Czech Republic vs. Australia

Meanwhile the Czechs will try to reclaim the crown they ceded to the Swiss last year, but they too might have a bit of trouble. While rising star Jiri Vesely and one-time giant killer Lukas Rosol could certainly deliver, they are without their biggest stars, Melbourne semifinalist Tomas Berdych and doubles specialist Radek Stepanek. And the men from Down Under could take advantage of those holes -- players like Sam Groth and a resurgent Bernard Tomic have been rallying of late. And while veteran Lleyton Hewitt is far from his career highs, he's more than proven he can never be counted out. With a little more star power on the Aussies' side, they could stop the Czech's comeback cold.

Canada vs. Japan

We could see some fireworks in the match-up between a couple countries that haven't had a lot of experience in Davis Cup. Canada and Japan have combined for just a dozen years in the World Group -- but in this rematch of last year's first round they're both out to prove they belong. Kei Nishikori climbed to a career high #4 in the world after reaching the final in Acapulco and is coming off what's easily been the most prolific twelve months of his career.
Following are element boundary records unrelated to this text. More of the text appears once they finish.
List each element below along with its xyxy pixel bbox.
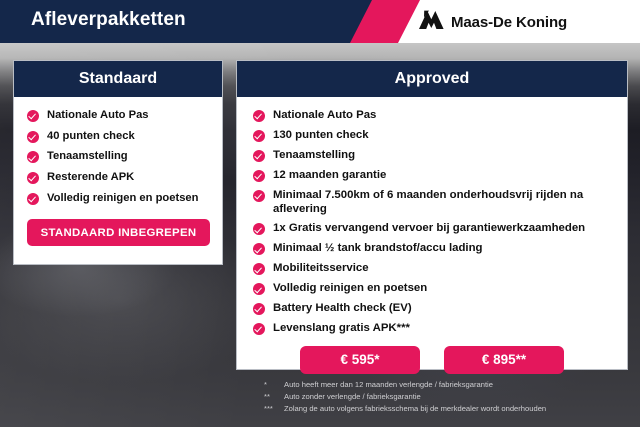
feature-label: Minimaal ½ tank brandstof/accu lading xyxy=(273,242,483,256)
check-circle-icon xyxy=(253,170,265,182)
feature-label: 1x Gratis vervangend vervoer bij garanti… xyxy=(273,222,585,236)
footnotes: * Auto heeft meer dan 12 maanden verleng… xyxy=(264,379,624,414)
footnote-row: ** Auto zonder verlengde / fabrieksgaran… xyxy=(264,391,624,403)
list-item: Minimaal 7.500km of 6 maanden onderhouds… xyxy=(253,189,617,217)
list-item: 12 maanden garantie xyxy=(253,169,617,183)
feature-label: Levenslang gratis APK*** xyxy=(273,322,410,336)
list-item: Battery Health check (EV) xyxy=(253,302,617,316)
afleverpakketten-poster: Afleverpakketten Maas-De Koning Standaar… xyxy=(0,0,640,427)
approved-card-title: Approved xyxy=(237,61,627,97)
check-circle-icon xyxy=(27,172,39,184)
feature-label: Resterende APK xyxy=(47,171,134,185)
check-circle-icon xyxy=(253,263,265,275)
price-595-button[interactable]: € 595* xyxy=(300,346,420,374)
standaard-feature-list: Nationale Auto Pas 40 punten check Tenaa… xyxy=(27,109,212,205)
list-item: 40 punten check xyxy=(27,130,212,144)
feature-label: Tenaamstelling xyxy=(273,149,355,163)
list-item: Resterende APK xyxy=(27,171,212,185)
approved-feature-list: Nationale Auto Pas 130 punten check Tena… xyxy=(253,109,617,336)
feature-label: Nationale Auto Pas xyxy=(47,109,149,123)
feature-label: Minimaal 7.500km of 6 maanden onderhouds… xyxy=(273,189,617,217)
maas-de-koning-m-logo-icon xyxy=(418,10,444,35)
list-item: Volledig reinigen en poetsen xyxy=(253,282,617,296)
footnote-marker: * xyxy=(264,379,284,391)
check-circle-icon xyxy=(253,223,265,235)
feature-label: Mobiliteitsservice xyxy=(273,262,369,276)
feature-label: 40 punten check xyxy=(47,130,135,144)
page-title: Afleverpakketten xyxy=(31,9,186,31)
list-item: Tenaamstelling xyxy=(27,150,212,164)
list-item: Nationale Auto Pas xyxy=(253,109,617,123)
feature-label: 12 maanden garantie xyxy=(273,169,386,183)
list-item: 130 punten check xyxy=(253,129,617,143)
check-circle-icon xyxy=(27,110,39,122)
list-item: Minimaal ½ tank brandstof/accu lading xyxy=(253,242,617,256)
approved-price-row: € 595* € 895** xyxy=(253,346,617,374)
check-circle-icon xyxy=(27,151,39,163)
page-banner: Afleverpakketten Maas-De Koning xyxy=(0,0,640,43)
price-895-button[interactable]: € 895** xyxy=(444,346,564,374)
approved-card: Approved Nationale Auto Pas 130 punten c… xyxy=(236,60,628,370)
feature-label: Tenaamstelling xyxy=(47,150,128,164)
footnote-row: *** Zolang de auto volgens fabrieksschem… xyxy=(264,403,624,415)
footnote-text: Zolang de auto volgens fabrieksschema bi… xyxy=(284,403,624,415)
check-circle-icon xyxy=(253,190,265,202)
check-circle-icon xyxy=(253,283,265,295)
check-circle-icon xyxy=(253,150,265,162)
standaard-card-body: Nationale Auto Pas 40 punten check Tenaa… xyxy=(14,97,222,258)
brand-name: Maas-De Koning xyxy=(451,14,567,31)
footnote-marker: ** xyxy=(264,391,284,403)
check-circle-icon xyxy=(253,303,265,315)
list-item: Mobiliteitsservice xyxy=(253,262,617,276)
list-item: Volledig reinigen en poetsen xyxy=(27,192,212,206)
feature-label: Volledig reinigen en poetsen xyxy=(47,192,198,206)
check-circle-icon xyxy=(253,243,265,255)
feature-label: Nationale Auto Pas xyxy=(273,109,376,123)
standaard-card: Standaard Nationale Auto Pas 40 punten c… xyxy=(13,60,223,265)
list-item: Nationale Auto Pas xyxy=(27,109,212,123)
footnote-text: Auto heeft meer dan 12 maanden verlengde… xyxy=(284,379,624,391)
feature-label: Volledig reinigen en poetsen xyxy=(273,282,427,296)
check-circle-icon xyxy=(253,130,265,142)
list-item: Tenaamstelling xyxy=(253,149,617,163)
standaard-inbegrepen-button[interactable]: STANDAARD INBEGREPEN xyxy=(27,219,210,246)
feature-label: Battery Health check (EV) xyxy=(273,302,412,316)
check-circle-icon xyxy=(253,323,265,335)
list-item: Levenslang gratis APK*** xyxy=(253,322,617,336)
check-circle-icon xyxy=(253,110,265,122)
standaard-card-title: Standaard xyxy=(14,61,222,97)
footnote-text: Auto zonder verlengde / fabrieksgarantie xyxy=(284,391,624,403)
footnote-row: * Auto heeft meer dan 12 maanden verleng… xyxy=(264,379,624,391)
check-circle-icon xyxy=(27,193,39,205)
footnote-marker: *** xyxy=(264,403,284,415)
feature-label: 130 punten check xyxy=(273,129,369,143)
approved-card-body: Nationale Auto Pas 130 punten check Tena… xyxy=(237,97,627,382)
brand-lockup: Maas-De Koning xyxy=(418,10,567,35)
list-item: 1x Gratis vervangend vervoer bij garanti… xyxy=(253,222,617,236)
check-circle-icon xyxy=(27,131,39,143)
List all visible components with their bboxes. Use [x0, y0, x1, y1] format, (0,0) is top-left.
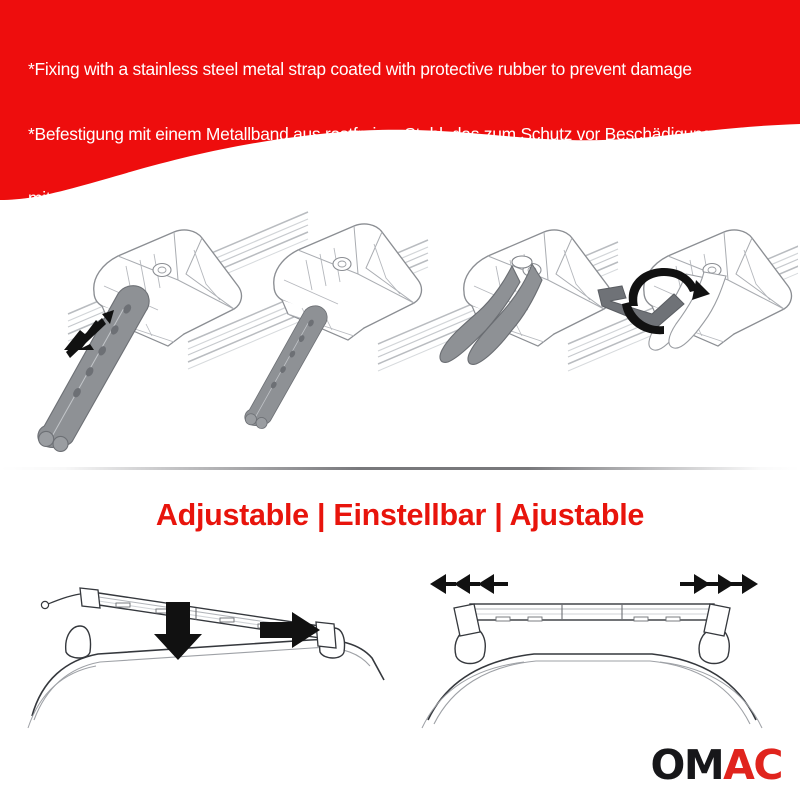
logo-text-dark: OM — [651, 745, 724, 786]
omac-logo: OMAC — [651, 742, 782, 786]
logo-text-red: AC — [723, 745, 782, 786]
section-title: Adjustable | Einstellbar | Ajustable — [0, 498, 800, 533]
adjustability-illustrations — [14, 560, 792, 740]
crossbar-front-view — [422, 574, 762, 728]
installation-steps-illustration — [8, 196, 798, 458]
product-infographic: *Fixing with a stainless steel metal str… — [0, 0, 800, 800]
header-banner: *Fixing with a stainless steel metal str… — [0, 0, 800, 215]
triple-left-arrow-icon — [430, 574, 508, 594]
banner-line-2: *Befestigung mit einem Metallband aus ro… — [28, 124, 788, 146]
section-divider — [0, 467, 800, 470]
banner-line-1: *Fixing with a stainless steel metal str… — [28, 59, 788, 81]
step-4-tighten-allen-key — [568, 230, 798, 371]
triple-right-arrow-icon — [680, 574, 758, 594]
crossbar-side-view — [28, 588, 384, 728]
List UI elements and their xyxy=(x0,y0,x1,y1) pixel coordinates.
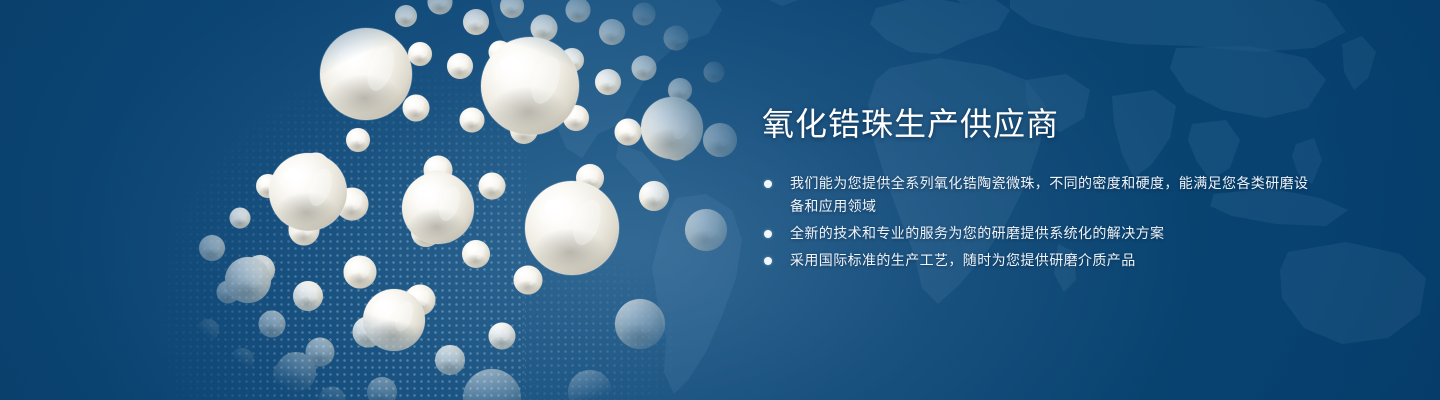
bullet-dot-icon xyxy=(764,257,772,265)
list-item-text: 采用国际标准的生产工艺，随时为您提供研磨介质产品 xyxy=(790,252,1136,268)
banner-headline: 氧化锆珠生产供应商 xyxy=(762,104,1322,144)
list-item: 全新的技术和专业的服务为您的研磨提供系统化的解决方案 xyxy=(762,222,1322,245)
list-item: 采用国际标准的生产工艺，随时为您提供研磨介质产品 xyxy=(762,249,1322,272)
list-item-text: 全新的技术和专业的服务为您的研磨提供系统化的解决方案 xyxy=(790,225,1164,241)
list-item-text: 我们能为您提供全系列氧化锆陶瓷微珠，不同的密度和硬度，能满足您各类研磨设备和应用… xyxy=(790,175,1308,214)
bullet-dot-icon xyxy=(764,230,772,238)
banner-copy: 氧化锆珠生产供应商 我们能为您提供全系列氧化锆陶瓷微珠，不同的密度和硬度，能满足… xyxy=(762,104,1322,276)
bullet-dot-icon xyxy=(764,180,772,188)
banner-feature-list: 我们能为您提供全系列氧化锆陶瓷微珠，不同的密度和硬度，能满足您各类研磨设备和应用… xyxy=(762,172,1322,272)
hero-banner: 氧化锆珠生产供应商 我们能为您提供全系列氧化锆陶瓷微珠，不同的密度和硬度，能满足… xyxy=(0,0,1440,400)
list-item: 我们能为您提供全系列氧化锆陶瓷微珠，不同的密度和硬度，能满足您各类研磨设备和应用… xyxy=(762,172,1322,218)
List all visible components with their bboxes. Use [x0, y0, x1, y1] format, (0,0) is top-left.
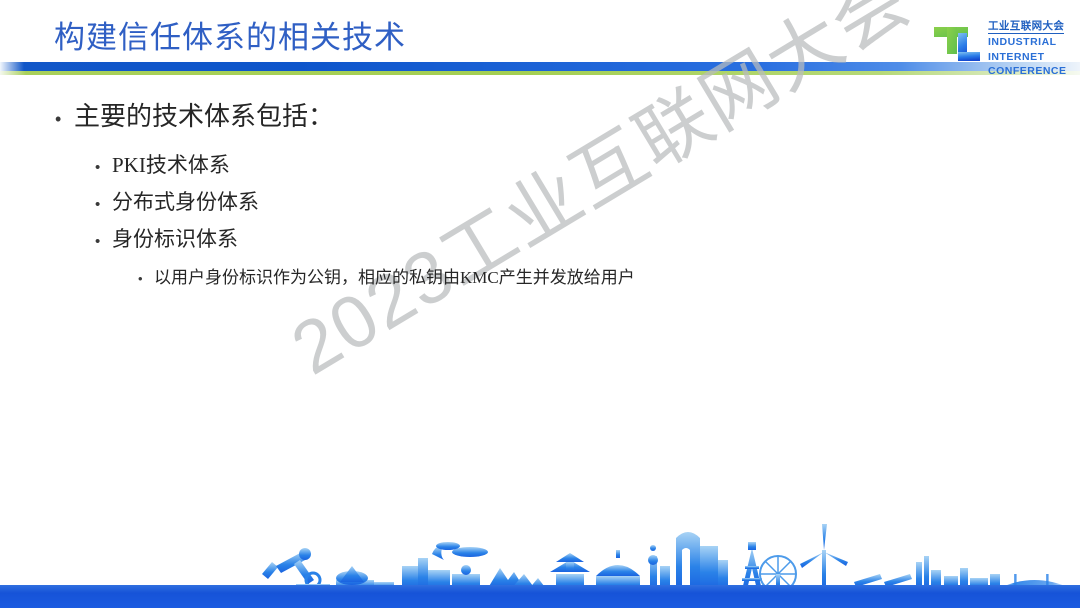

He'll be joined by Tatsumo Ito, who beat Stan Wawrinka last year in Tokyo and might be primed for another upset. The Canadians are slightly more armed, though -- Milos Raonic has always had tough matches against Nishikori, but he won their last meeting in Brisbane in three tight tiebreaks. And he'll have back-up from Vasek Pospisil, a man who's beaten John Isner already this season and made a nice run to the Washington semis last year. He's also an accomplished doubles player and might just be called on, with veteran star Daniel Nestor, to serve as a ringer.

Kazakhstan vs. Italy

And in the final tie being contested this weekend, a relatively inexperienced Kazakh team goes up against the long-time also-rans. The Italians have a lot to be proud of -- Andreas Seppi scored an enormous win over Roger Federer at the Australian Open, Simone Bolelli stunned Milos Raonic in Marseill and recently struggling Fabio Fognini pulled off a huge upset of defending champion Rafael Nadal in Rio. While none of these players is quite at their best, they certainly seem to have a little momentum on their side. There could be some surprises this weekend -- Andrey Golubev did take out Stan Wawrinka last year in Davis Cup and veteran Mikhail Kukushkin has had his moments in the past -- but this is really Italy's battle to lose. And there's no reason they shouldn't live up to expectations.

Whether this weekend's Davis Cup ties rekindle old rivalries or start to flame new ones, there's more than enough potential for some combative contests. And whoever emerges as the victors will have to recover quick -- this is just the beginning of what could be a long, drawn-out war.